Molecular Devices Introduces ScreenWorks Peak Pro Software Enabling High Throughput Cardiotoxicity Screening
14 Feb 2012

Molecular Devices, LLC, introduces the ScreenWorks® Peak Pro™ Analysis Module for the FLIPR® Tetra System. The software offers the ability to analyze multi-peak calcium oscillation responses of cells, and in particular beating cardiomyocytes, to characterize cardiotoxic and cardioactive compounds during a high throughput screen.

ScreenWorks Peak Pro analysis module allows easy access to measurement of cardiomyocyte beat rate, as well as temporal characteristics of peaks including rise, decrease, and amplitude. These features are important for researchers to better understand in vitro cardiomyocyte function and the impact of toxic compounds that induce cardiac abnormalities. With ScreenWorks Peak Pro, the FLIPR Tetra System offers the potential to perform safety testing such as cardiotoxicity early in the drug discovery pipeline, thereby allowing researchers to fail toxic compounds sooner, and prioritize the most promising leads to take forward.
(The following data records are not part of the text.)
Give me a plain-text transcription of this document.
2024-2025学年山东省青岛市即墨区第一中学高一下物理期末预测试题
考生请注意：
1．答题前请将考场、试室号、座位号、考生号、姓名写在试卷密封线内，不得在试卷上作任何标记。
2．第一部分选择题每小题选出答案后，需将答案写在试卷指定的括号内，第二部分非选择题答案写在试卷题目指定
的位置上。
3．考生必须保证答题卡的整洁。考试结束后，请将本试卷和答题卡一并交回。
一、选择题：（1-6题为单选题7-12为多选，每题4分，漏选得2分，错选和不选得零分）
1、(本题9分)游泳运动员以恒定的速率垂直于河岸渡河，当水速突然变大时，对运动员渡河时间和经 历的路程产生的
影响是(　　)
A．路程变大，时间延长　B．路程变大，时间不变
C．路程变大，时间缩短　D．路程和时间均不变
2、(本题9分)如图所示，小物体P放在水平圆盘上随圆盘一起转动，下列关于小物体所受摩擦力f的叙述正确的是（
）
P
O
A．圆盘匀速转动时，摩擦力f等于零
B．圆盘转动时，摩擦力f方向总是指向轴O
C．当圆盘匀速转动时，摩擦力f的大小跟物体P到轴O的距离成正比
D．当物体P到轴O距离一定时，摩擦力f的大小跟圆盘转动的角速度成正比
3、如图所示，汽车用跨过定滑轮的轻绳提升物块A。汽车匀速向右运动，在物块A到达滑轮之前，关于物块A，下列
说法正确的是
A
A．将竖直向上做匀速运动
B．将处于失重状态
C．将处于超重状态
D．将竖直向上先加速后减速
The system allows users to estimate efficacy and dosing of a drug candidate prior to progression into clinical studies. Both SAR and medicinal chemistry studies can be directed on a larger scale, when compared to more labor intensive traditional assay methods. The software enables increased throughput and cuts time to results by rapidly delivering advanced and simplified data analysis for multiple parameters in less than five minutes.

The ScreenWorks Peak Pro analysis module, when used with the FLIPR Tetra System and the FLIPR Calcium 5 Assay Kit, provides a robust, high throughput screening method for changes in intracellular calcium associated with cardiomyocyte contractions. Integrated fluidics enables simultaneous evaluation of up to 1536 wells in less than two minutes, and therefore gives users the ability to determine the immediate impact of compounds on cells. This method may be used with both primary and stem-cell derived, human and mouse cardiomyocytes.
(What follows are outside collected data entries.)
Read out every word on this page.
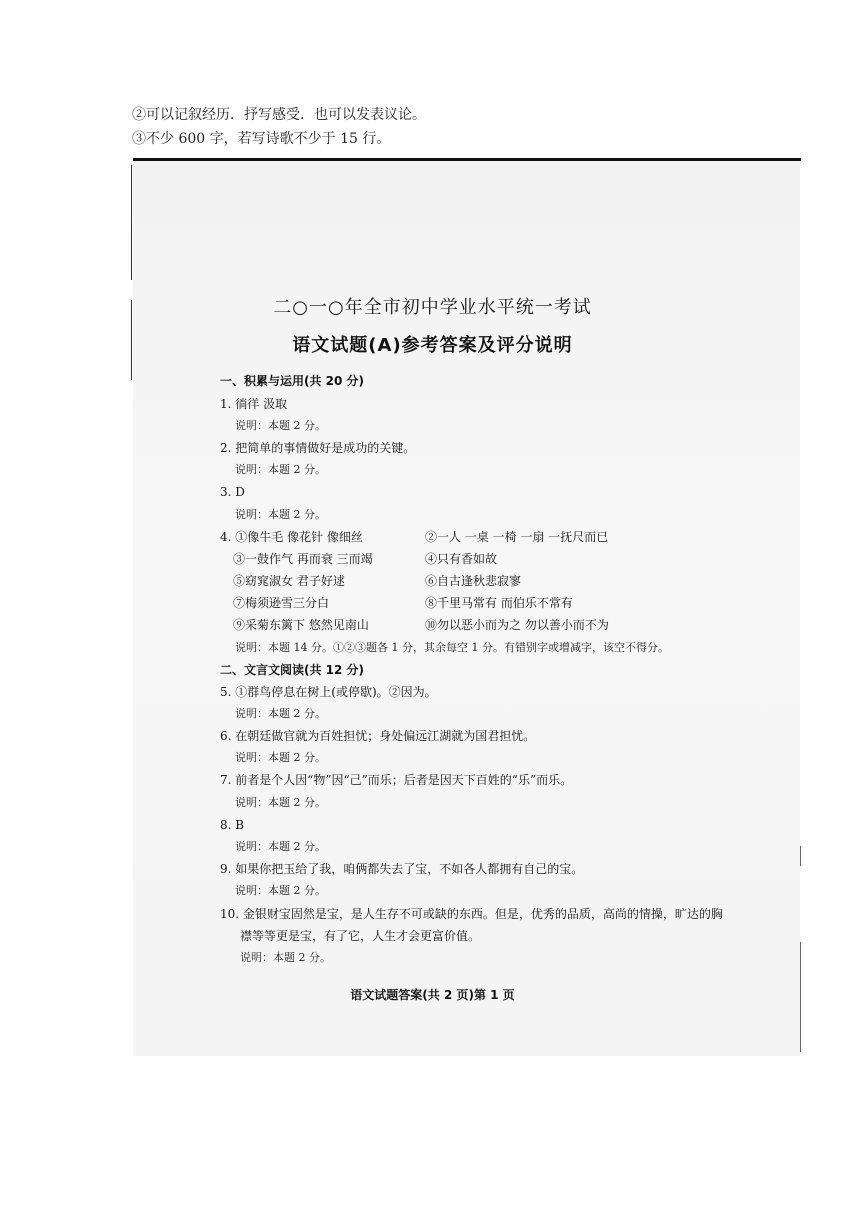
②可以记叙经历．抒写感受．也可以发表议论。
③不少 600 字，若写诗歌不少于 15 行。
二○一○年全市初中学业水平统一考试
语文试题(A)参考答案及评分说明
一、积累与运用(共 20 分)
1. 徜徉 汲取
说明：本题 2 分。
2. 把简单的事情做好是成功的关键。
说明：本题 2 分。
3. D
说明：本题 2 分。
4. ①像牛毛 像花针 像细丝	②一人 一桌 一椅 一扇 一抚尺而已
③一鼓作气 再而衰 三而竭	④只有香如故
⑤窈窕淑女 君子好逑	⑥自古逢秋悲寂寥
⑦梅须逊雪三分白	⑧千里马常有 而伯乐不常有
⑨采菊东篱下 悠然见南山	⑩勿以恶小而为之 勿以善小而不为
说明：本题 14 分。①②③题各 1 分，其余每空 1 分。有错别字或增减字，该空不得分。
二、文言文阅读(共 12 分)
5. ①群鸟停息在树上(或停歇)。②因为。
说明：本题 2 分。
6. 在朝廷做官就为百姓担忧；身处偏远江湖就为国君担忧。
说明：本题 2 分。
7. 前者是个人因“物”因“己”而乐；后者是因天下百姓的“乐”而乐。
说明：本题 2 分。
8. B
说明：本题 2 分。
9. 如果你把玉给了我，咱俩都失去了宝，不如各人都拥有自己的宝。
说明：本题 2 分。
10. 金银财宝固然是宝，是人生存不可或缺的东西。但是，优秀的品质，高尚的情操，旷达的胸
襟等等更是宝，有了它，人生才会更富价值。
说明：本题 2 分。
语文试题答案(共 2 页)第 1 页
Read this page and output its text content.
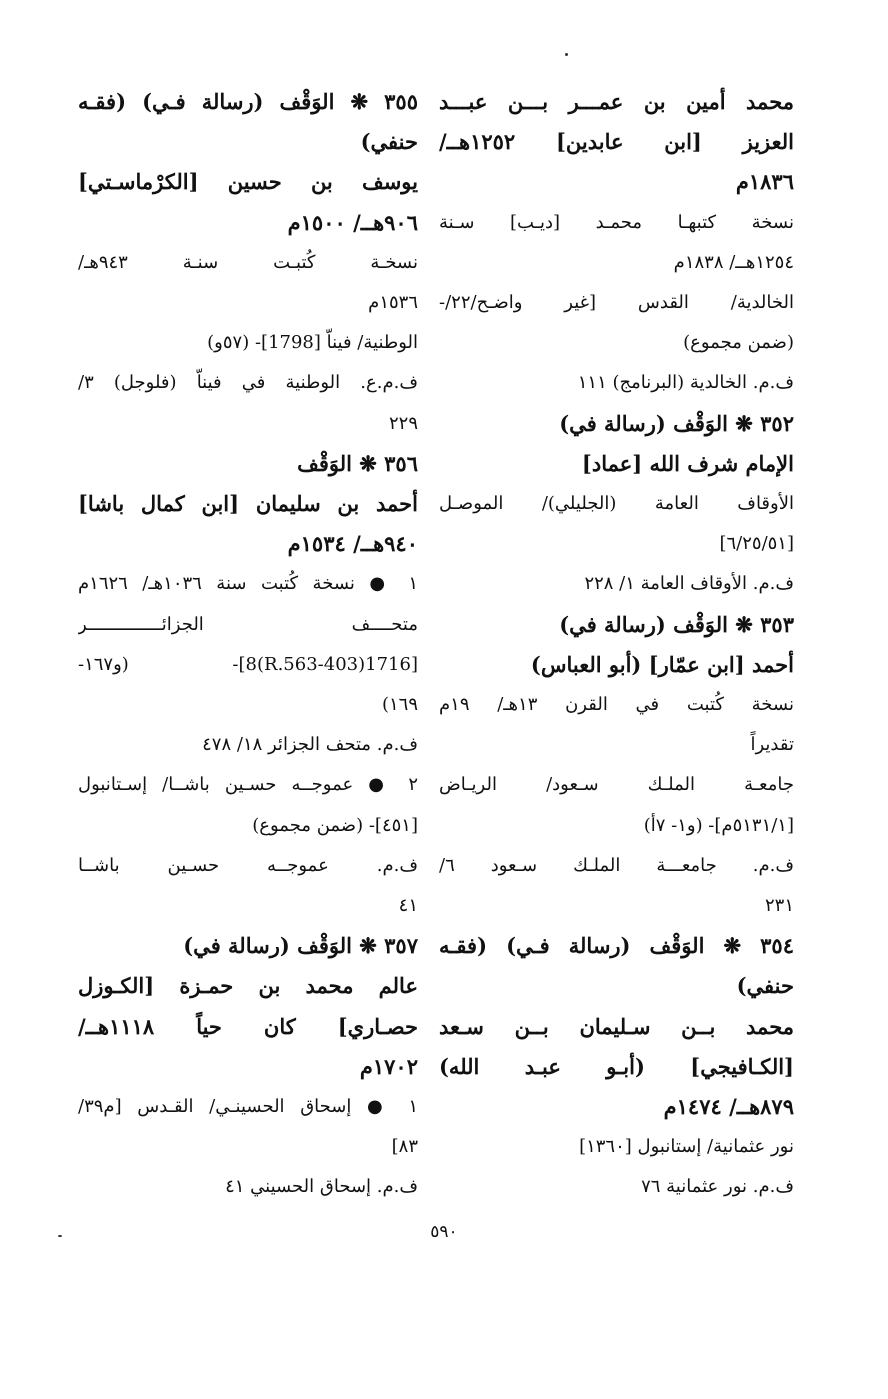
محمد أمين بن عمـــر بـــن عبـــد
العزيز [ابن عابدين] ١٢٥٢هــ/
١٨٣٦م
نسخة كتبهـا محمـد [ديـب] سـنة
١٢٥٤هــ/ ١٨٣٨م
الخالدية/ القدس [غير واضـح/٢٢/-
(ضمن مجموع)
ف.م. الخالدية (البرنامج) ١١١
٣٥٢ ❋ الوَقْف (رسالة في)
الإمام شرف الله [عماد]
الأوقاف العامة (الجليلي)/ الموصـل
[٦/٢٥/٥١]
ف.م. الأوقاف العامة ١/ ٢٢٨
٣٥٣ ❋ الوَقْف (رسالة في)
أحمد [ابن عمّار] (أبو العباس)
نسخة كُتبت في القرن ١٣هـ/ ١٩م
تقديراً
جامعـة الملـك سـعود/ الريـاض
[٥١٣١/١م]- (و١- ٧أ)
ف.م. جامعـــة الملـك سـعود ٦/
٢٣١
٣٥٤ ❋ الوَقْف (رسالة فـي) (فقـه
حنفي)
محمد بــن سـليمان بــن سـعد
[الكـافيجي] (أبـو عبـد الله)
٨٧٩هــ/ ١٤٧٤م
نور عثمانية/ إستانبول [١٣٦٠]
ف.م. نور عثمانية ٧٦
٣٥٥ ❋ الوَقْف (رسالة فـي) (فقـه
حنفي)
يوسف بن حسين [الكرْماسـتي]
٩٠٦هــ/ ١٥٠٠م
نسخـة كُتبـت سنـة ٩٤٣هـ/
١٥٣٦م
الوطنية/ فيناّ [1798]- (٥٧و)
ف.م.ع. الوطنية في فيناّ (فلوجل) ٣/
٢٢٩
٣٥٦ ❋ الوَقْف
أحمد بن سليمان [ابن كمال باشا]
٩٤٠هــ/ ١٥٣٤م
١ ● نسخة كُتبت سنة ١٠٣٦هـ/ ١٦٢٦م
متحــــف الجزائــــــــــــــر
[1716(403-R.563)8]- (و١٦٧-
١٦٩)
ف.م. متحف الجزائر ١٨/ ٤٧٨
٢ ● عموجــه حسـين باشــا/ إسـتانبول
[٤٥١]- (ضمن مجموع)
ف.م. عموجــه حسـين باشــا
٤١
٣٥٧ ❋ الوَقْف (رسالة في)
عالم محمد بن حمـزة [الكـوزل
حصـاري] كان حياً ١١١٨هــ/
١٧٠٢م
١ ● إسحاق الحسينـي/ القـدس [م٣٩/
٨٣]
ف.م. إسحاق الحسيني ٤١
٥٩٠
“Scientists would previously have to manually count cardiomyocyte cell beats, or export the data to third party software, which was either costly or provided minimal analysis,” said Debra Gallant, Product Manager, Molecular Devices. “This module offers a real advantage to scientists investigating cellular responses, giving rapid, easy analysis and the ability to reject unsuitable or cardiotoxic compounds at an early stage.”